Born in Bryn Mawr, Pennsylvania, on August 12, 1945, McClatchy was educated at both Georgetown University and Yale University. He was the editor of the Yale Review and the former president of The American Academy of Arts and Letters. An author of several books of poetry, his reflective work was known for its keen wit, intellectual dexterity, and depth of feeling.
From his publishers at Knopf:
McClatchy is the author of eight volumes of poetry, including Hazmet, which was a finalist for the Pulitzer Prize; his most recent, Plundered Hearts: New and Selected Poems, was published in 2014. Also the author of several collections of essays, and the editor or co-editor of some dozens of volumes, including works by James Merrill, Thornton Wilder, and Edna St. Vincent Millay, he was a significant translator of opera libretti, from The Magic Flute to Miss Lonelyhearts. McClatchy was a longtime editor of the Yale Review and served as president of the American Academy of Arts and Letters. In addition, he was the literary executor for the poets Anthony Hecht and Mona Van Duyn and co-executor for James Merrill. He is survived by his husband, Chip Kidd, Associate Director of Cover Art at Knopf, as well as three sisters, Edith Pahl, Joan Brennan, and Elizabeth Davis.

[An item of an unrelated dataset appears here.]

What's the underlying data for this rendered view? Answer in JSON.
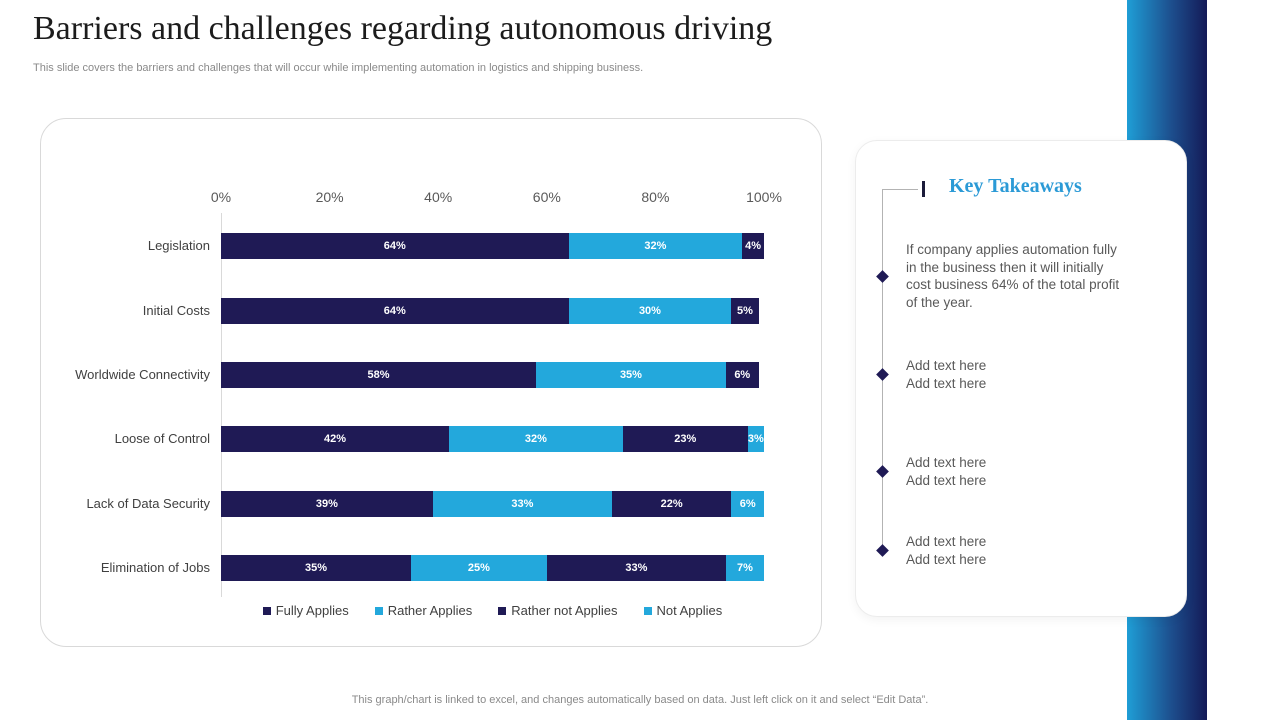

Deborah Garrison, his longtime editor at Knopf, stated:
He was the most admirable of poets because he combined formal discipline with a refusal to be formal in the subjects he treated — all was fair game, as he examined the hazardous materials of the body, the heart, and our troubling desires and needs. He was exacting in contemplating our failures, but he loved their aftermath, which he studied with that keen poet’s awareness that we could be better, do better, and that beautiful things (the opera, good poems, dear friends) were our worthiest refuge. His life, too, was lived with precise purpose, and a breezy cheerfulness about the messiness of it all. Sandy always had time to gossip in the midst of myriad deadlines, and I marveled at the hours he logged in his dedication to the literary arts. His own work was a major contribution to American poetry, yet he rarely mentioned it because he was busily engaged in editing or enlarging the work of others. His part in shepherding multiple volumes of James Merrill’s collected writings will remain a high point for me personally, as he taught me how to properly honor the poets we love, and how we can grow by inhabiting their work more deeply over time. This will be true for all of us when it comes to McClatchy’s splendid poems, which will continue to reward and surprise us when we need them most.